We can now save this cleaned file to load later.

In [None]:
calibrated_data.to_csv(os.path.join(os.getcwd(), "..", "data", "processed", "post-capacitor-cleand-calibrated-voltage-data.csv"), index=None)

## Analysis of 706 seconds of signal

### Raw data Analysis

Now we flatten each array of data by assigning a time stamp to each element of the array in the following way:

- Given a row,  finding the time delta between this row and the next row,
- Dividing this time delta by the number of elements in an array (100 in this case) to get the time delta between readings.
- For each element of the array, multiple the time delta between readings and the position of the element in the array and add this to the time reading for the row.

Note this assumes that readings are sampled equally spaced apart.

In [None]:
flatten_raw_data = flatten_data(calibrated_data)
flatten_raw_data.head()

In [None]:
flatten_raw_data.shape

In [None]:
stability_rules_layer = generate_stability_rules(flatten_raw_data)
base_line = generate_line_chart(x_title="Time (h:m:s)", y_title="Voltage (kV)", 
                                y_scale=(89,97), time_unit="hoursminutesseconds")

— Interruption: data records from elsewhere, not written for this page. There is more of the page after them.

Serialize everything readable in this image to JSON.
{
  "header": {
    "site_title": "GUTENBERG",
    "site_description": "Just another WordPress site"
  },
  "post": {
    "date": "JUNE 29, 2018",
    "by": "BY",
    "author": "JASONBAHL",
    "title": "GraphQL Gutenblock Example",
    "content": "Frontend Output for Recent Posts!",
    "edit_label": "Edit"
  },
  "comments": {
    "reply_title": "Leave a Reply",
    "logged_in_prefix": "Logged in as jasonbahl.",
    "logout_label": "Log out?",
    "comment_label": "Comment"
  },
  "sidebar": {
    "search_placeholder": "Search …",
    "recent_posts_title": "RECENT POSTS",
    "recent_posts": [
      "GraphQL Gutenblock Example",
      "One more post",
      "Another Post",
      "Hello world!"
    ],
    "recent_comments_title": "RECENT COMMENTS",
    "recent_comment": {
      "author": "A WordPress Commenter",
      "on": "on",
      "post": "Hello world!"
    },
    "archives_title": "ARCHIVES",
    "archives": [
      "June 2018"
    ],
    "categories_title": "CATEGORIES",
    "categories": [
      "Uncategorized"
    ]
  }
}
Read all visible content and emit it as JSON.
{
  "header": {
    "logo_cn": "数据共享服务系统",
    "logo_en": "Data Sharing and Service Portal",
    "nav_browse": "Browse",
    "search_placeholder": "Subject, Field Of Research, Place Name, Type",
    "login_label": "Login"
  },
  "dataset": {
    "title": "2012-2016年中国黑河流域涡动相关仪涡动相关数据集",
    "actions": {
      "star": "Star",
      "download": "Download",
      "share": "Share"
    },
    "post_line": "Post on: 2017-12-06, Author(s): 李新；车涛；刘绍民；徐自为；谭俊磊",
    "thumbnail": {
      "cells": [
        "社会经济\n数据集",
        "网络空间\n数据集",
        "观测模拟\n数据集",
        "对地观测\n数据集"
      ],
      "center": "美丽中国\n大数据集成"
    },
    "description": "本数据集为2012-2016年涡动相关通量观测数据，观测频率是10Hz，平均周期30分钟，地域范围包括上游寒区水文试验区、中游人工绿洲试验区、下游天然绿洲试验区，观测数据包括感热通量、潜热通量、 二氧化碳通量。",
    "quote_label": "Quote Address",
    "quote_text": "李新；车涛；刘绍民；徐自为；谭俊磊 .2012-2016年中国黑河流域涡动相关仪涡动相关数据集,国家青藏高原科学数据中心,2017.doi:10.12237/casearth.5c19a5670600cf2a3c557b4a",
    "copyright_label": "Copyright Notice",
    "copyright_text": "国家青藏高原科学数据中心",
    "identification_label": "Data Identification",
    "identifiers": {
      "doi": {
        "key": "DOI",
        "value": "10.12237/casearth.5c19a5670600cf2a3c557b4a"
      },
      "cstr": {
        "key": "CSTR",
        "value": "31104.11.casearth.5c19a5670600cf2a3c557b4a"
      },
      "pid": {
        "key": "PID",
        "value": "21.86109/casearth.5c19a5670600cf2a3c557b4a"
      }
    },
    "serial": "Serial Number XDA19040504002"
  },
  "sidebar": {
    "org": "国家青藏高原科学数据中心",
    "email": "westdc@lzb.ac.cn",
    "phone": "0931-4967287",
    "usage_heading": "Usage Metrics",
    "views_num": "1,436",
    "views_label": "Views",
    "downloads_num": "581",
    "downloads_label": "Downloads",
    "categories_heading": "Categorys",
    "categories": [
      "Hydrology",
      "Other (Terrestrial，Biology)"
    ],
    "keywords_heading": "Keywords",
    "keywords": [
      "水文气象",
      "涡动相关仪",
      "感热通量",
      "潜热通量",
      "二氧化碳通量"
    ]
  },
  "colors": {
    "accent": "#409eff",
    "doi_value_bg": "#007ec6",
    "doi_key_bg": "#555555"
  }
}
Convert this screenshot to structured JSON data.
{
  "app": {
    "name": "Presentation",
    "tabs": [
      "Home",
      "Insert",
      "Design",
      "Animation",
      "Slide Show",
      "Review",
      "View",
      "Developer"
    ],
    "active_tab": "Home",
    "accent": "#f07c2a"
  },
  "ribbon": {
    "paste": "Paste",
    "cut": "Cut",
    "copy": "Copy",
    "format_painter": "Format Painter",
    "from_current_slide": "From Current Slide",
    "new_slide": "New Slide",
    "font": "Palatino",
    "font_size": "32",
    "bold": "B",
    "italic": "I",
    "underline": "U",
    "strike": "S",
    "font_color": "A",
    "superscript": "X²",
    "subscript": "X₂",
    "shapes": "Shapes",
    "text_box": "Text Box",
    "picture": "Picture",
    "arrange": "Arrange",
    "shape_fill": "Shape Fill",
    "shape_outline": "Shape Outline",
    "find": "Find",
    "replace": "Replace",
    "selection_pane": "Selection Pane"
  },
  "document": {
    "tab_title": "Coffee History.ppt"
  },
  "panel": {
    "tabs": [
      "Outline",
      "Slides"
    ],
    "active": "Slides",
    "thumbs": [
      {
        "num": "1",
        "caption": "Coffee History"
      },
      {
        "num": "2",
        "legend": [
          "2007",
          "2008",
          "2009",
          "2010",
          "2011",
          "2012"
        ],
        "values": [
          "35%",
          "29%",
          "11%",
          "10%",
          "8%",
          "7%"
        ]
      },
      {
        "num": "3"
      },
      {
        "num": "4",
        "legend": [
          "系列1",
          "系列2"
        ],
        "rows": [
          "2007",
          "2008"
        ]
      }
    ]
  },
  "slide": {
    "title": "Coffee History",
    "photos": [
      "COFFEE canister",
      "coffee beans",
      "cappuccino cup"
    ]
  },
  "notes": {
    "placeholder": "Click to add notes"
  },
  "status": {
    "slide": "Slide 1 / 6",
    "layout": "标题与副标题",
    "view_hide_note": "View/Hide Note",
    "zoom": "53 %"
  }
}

alt.layer(base_line, stability_rules_layer, data=flatten_raw_data, 
          title="Voltage before averaging over {} seconds".format(time_period(flatten_raw_data)),
          width=875,
          config={"background": "white"})

In [None]:
raw_mean = np.mean(flatten_raw_data)
raw_mean

In [None]:
raw_std = np.std(flatten_raw_data)
raw_std

The graph above shows how often the signal is outside of the stability parameters set at $\pm1kV$ from the mean. We also see that the signal has a standard deviation of $2.383439kV$ from a mean of $93.177092kV$.

In [None]:
raw_unstable_seconds = unstable_seconds(flatten_raw_data, float(raw_mean))
raw_unstable_seconds

The number of unstable seconds is 93.29 over this 706 second window.

### Averaging the data

Now we will average the data by averaging values which are 180 degrees apart on the 50Hz wave. As this data was collected while sampling 100 elements at 100Hz (new reading every second) we need to average each pair of elements. We set the timestamp of the average to the later element's timestamp. Assuming the DAQ keeps sampling at 100Hz while sending the data to the IOC, this won't create artifacts at the ends of the packets of data.

In [None]:
filtered_data = average_data(flatten_raw_data)

In [None]:
filtered_data_mean = np.mean(filtered_data)
filtered_data_mean

In [None]:
np.std(filtered_data)

In [None]:
1- np.std(filtered_data)/np.std(flatten_raw_data)

In [None]:
averaged_stability_bounds = generate_stability_rules(filtered_data)

alt.layer(base_line, averaged_stability_bounds, data=filtered_data, 
          title="Voltage after averaging over over {} seconds".format(time_period(filtered_data)),
          width=850,
          config={"background": "white"})

The graph above shows how often the signal is outside of the stability parameters set at $\pm1kV$ from the mean. We also see that the signal has a standard deviation of $0.151717kV$ from a mean of $93.177117kV$. This is a $93.6345\%$ reduction of the standard deviation.

In [None]:
averaged_unstable_second = unstable_seconds(filtered_data)
averaged_unstable_second

In [None]:
1 - averaged_unstable_second/raw_unstable_seconds

The number of unstable seconds is 2.07 seconds over this 706 second window - a 99.13% decrease in the amount of time spent unstable.